The NFL, of course, is not without its own issues as it enters its 100th season. Those won’t be papered over because of one Thursday in Chicago in September. 

But the sport remains the most popular one in the United States, with the NFL making strong in-roads in Mexico and England, too. And decades ago, when Halas had to creatively battle to get football in front of Americans, perhaps an event with massive interest like the Bears-Packers season opener would’ve been something he could’ve envisioned. 

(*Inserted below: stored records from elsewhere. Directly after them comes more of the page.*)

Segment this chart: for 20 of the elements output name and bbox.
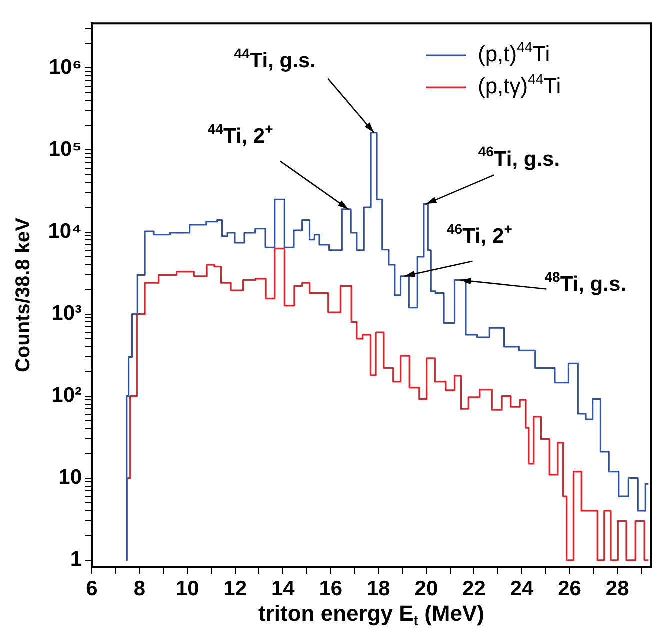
x-tick-label: 26 [558, 577, 582, 600]
y-tick-label: 10² [52, 384, 82, 408]
y-tick-label: 10⁶ [48, 56, 82, 80]
x-tick-label: 10 [176, 577, 200, 600]
x-tick-label: 6 [86, 577, 98, 600]
x-tick-label: 14 [271, 577, 296, 600]
y-tick-label: 1 [70, 548, 82, 572]
y-tick-label: 10⁵ [48, 138, 82, 162]
x-tick-label: 22 [462, 577, 486, 600]
x-tick-label: 28 [606, 577, 630, 600]
x-tick-label: 18 [366, 577, 391, 600]
x-tick-label: 20 [414, 577, 438, 600]
x-tick-label: 12 [224, 577, 248, 600]
x-tick-label: 24 [510, 577, 534, 600]
y-tick-label: 10³ [52, 302, 82, 326]
x-tick-label: 8 [134, 577, 146, 600]
y-tick-label: 10 [58, 466, 82, 490]
x-tick-label: 16 [319, 577, 343, 600]
y-tick-label: 10⁴ [48, 220, 82, 244]
y-axis-title: Counts/38.8 keV [12, 217, 35, 373]
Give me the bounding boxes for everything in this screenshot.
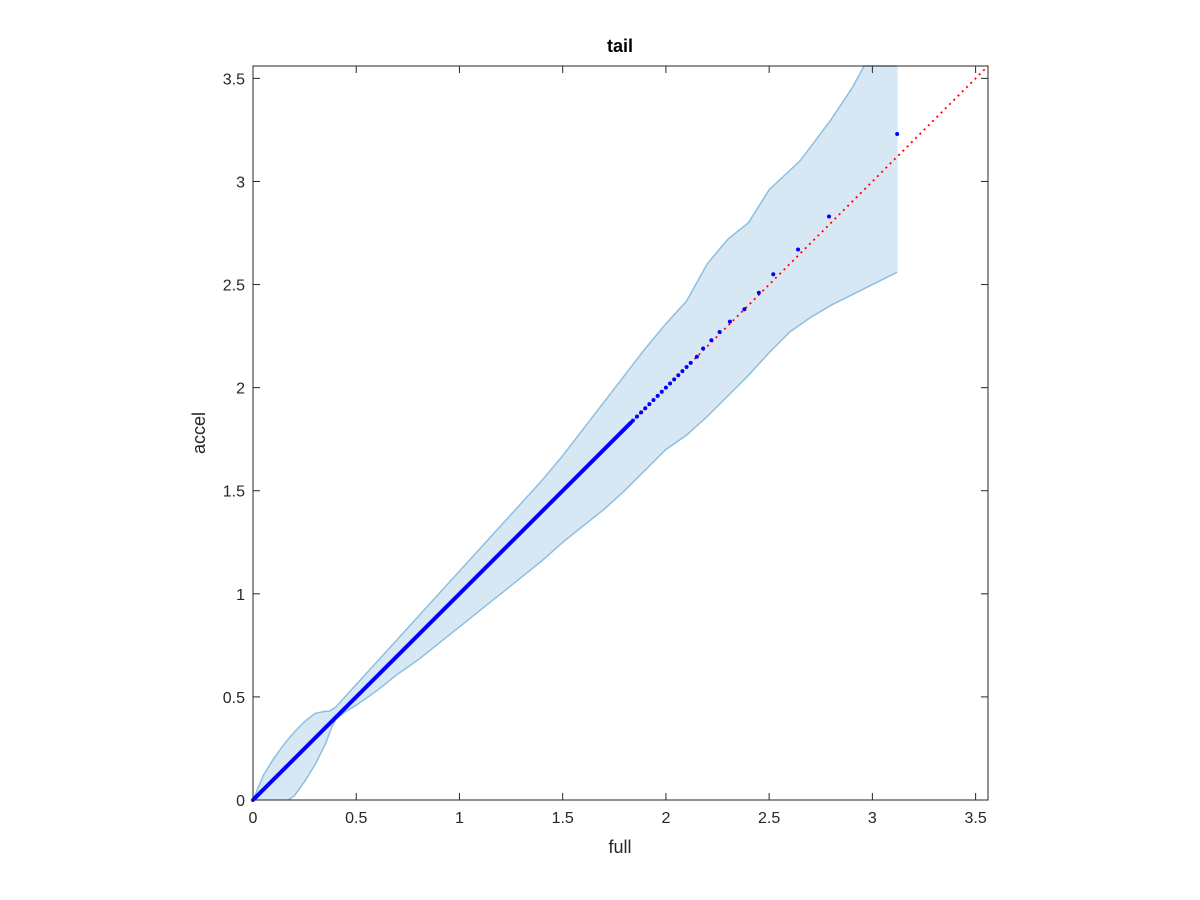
- data-point: [651, 398, 656, 403]
- data-points-layer: [251, 132, 900, 802]
- x-tick-label: 2.5: [758, 810, 780, 827]
- x-axis-label: full: [608, 837, 631, 857]
- band-upper-edge: [252, 65, 898, 801]
- y-tick-label: 3.5: [223, 71, 245, 88]
- axes-box: [252, 65, 989, 801]
- data-point: [676, 373, 681, 378]
- x-axis-ticks: 0 0.5 1 1.5 2 2.5 3 3.5: [249, 66, 987, 827]
- data-point: [672, 377, 677, 382]
- y-tick-label: 0: [236, 793, 245, 810]
- data-point: [827, 214, 832, 219]
- data-point: [643, 406, 648, 411]
- data-point: [709, 338, 714, 343]
- x-tick-label: 3: [868, 810, 877, 827]
- y-tick-label: 2: [236, 381, 245, 398]
- data-point: [688, 360, 693, 365]
- y-axis-ticks: 0 0.5 1 1.5 2 2.5 3 3.5: [223, 71, 988, 810]
- y-tick-label: 0.5: [223, 690, 245, 707]
- data-point: [796, 247, 801, 252]
- plot-area: 0 0.5 1 1.5 2 2.5 3 3.5 0 0.5 1 1.5 2 2.5 3 3.5: [223, 65, 989, 827]
- data-point: [771, 272, 776, 277]
- data-point: [630, 418, 635, 423]
- x-tick-label: 1: [455, 810, 464, 827]
- data-point: [659, 389, 664, 394]
- data-point: [727, 319, 732, 324]
- data-point: [742, 307, 747, 312]
- confidence-band-fill: [253, 66, 898, 800]
- data-point: [756, 290, 761, 295]
- band-lower-edge: [287, 271, 898, 801]
- data-point: [684, 365, 689, 370]
- x-tick-label: 3.5: [964, 810, 986, 827]
- confidence-band-layer: [252, 65, 898, 801]
- data-point: [647, 402, 652, 407]
- reference-line-layer: [252, 65, 989, 801]
- y-axis-label: accel: [189, 412, 209, 454]
- chart-title: tail: [607, 36, 633, 56]
- data-point: [635, 414, 640, 419]
- data-point: [655, 393, 660, 398]
- x-tick-label: 2: [661, 810, 670, 827]
- data-point: [680, 369, 685, 374]
- y-tick-label: 1.5: [223, 484, 245, 501]
- data-point: [701, 346, 706, 351]
- x-tick-label: 0: [249, 810, 258, 827]
- y-tick-label: 3: [236, 174, 245, 191]
- x-tick-label: 0.5: [345, 810, 367, 827]
- data-point: [717, 329, 722, 334]
- data-point: [668, 381, 673, 386]
- data-point: [639, 410, 644, 415]
- data-point: [694, 354, 699, 359]
- y-tick-label: 1: [236, 587, 245, 604]
- data-point: [663, 385, 668, 390]
- dense-data-points: [251, 420, 633, 802]
- reference-line: [252, 65, 989, 801]
- y-tick-label: 2.5: [223, 278, 245, 295]
- data-point: [895, 132, 900, 137]
- x-tick-label: 1.5: [552, 810, 574, 827]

“I don’t know that he could have envisioned the explosive growth of our game,” McCaskey said. “But I’m convinced that he knew that professional football was something that America would come to love. And there’s a little plaque in the lobby of Halas Hall, underneath this life-size piece of art of George Halas. And the plaque is written by Bill McGrane, a pretty good writer. There’s a line in there something to the effect of ‘By sheer force of his immense will George Halas demanded that American pay attention to professional football.’ I think that’s what has happened.”

And Now, A Story

We’ll end this with a story by McCaskey about why he doesn’t wear his Super Bowl XX ring anymore. 

McCaskey estimated this story happened in the early 1990’s, though the Bears first played the Cincinnati Bengals in a preseason game after winning the Super Bowl in 2000. The Bears played at Cincinnati in 1986 and 1995 during the regular season. 

Anyways, here’s the story:

“So I think it was a preseason game in Cincinnati and I had my ring on for the trip and we flew out of the airport, which is in Kentucky, on the charter. And at some point on the return flight I realized that i didn't have my ring with me and I was sick to my stomach. 

“And Bob Laskowski who at the time was our United Airlines rep and since came to work for the Bears and has been with us for many, many years tore the plane apart for me. I was very embarrassed and our doctors were looking under their seats and the overhead bins and the seat backs and the pockets — It couldn't be found anywhere. 

“Well, the fact of the matter was it wasn't on the plane and I thought it was hopefully lost. I don't remember how much time was passed, but I got a call from a firefighter with whatever the local fire department is that services that airport and he said, 'Hey I was on a vehicle on the jet-way and we're trained to look for debris on the tarmacs that could be sucked into a jet engine, and I've got your ring.

“… He returned the ring. He didn't want any money, didn't want any reward, he wound up coming to a Bears game or going to a Bears game, I don't remember what the details were. 

“But the ring was smashed, it had gotten run over by one of the airport vehicles. So, since then (laughs) I don't wear it all the time. And I've got my dad's ring from 1963 so they're both in a safe place.”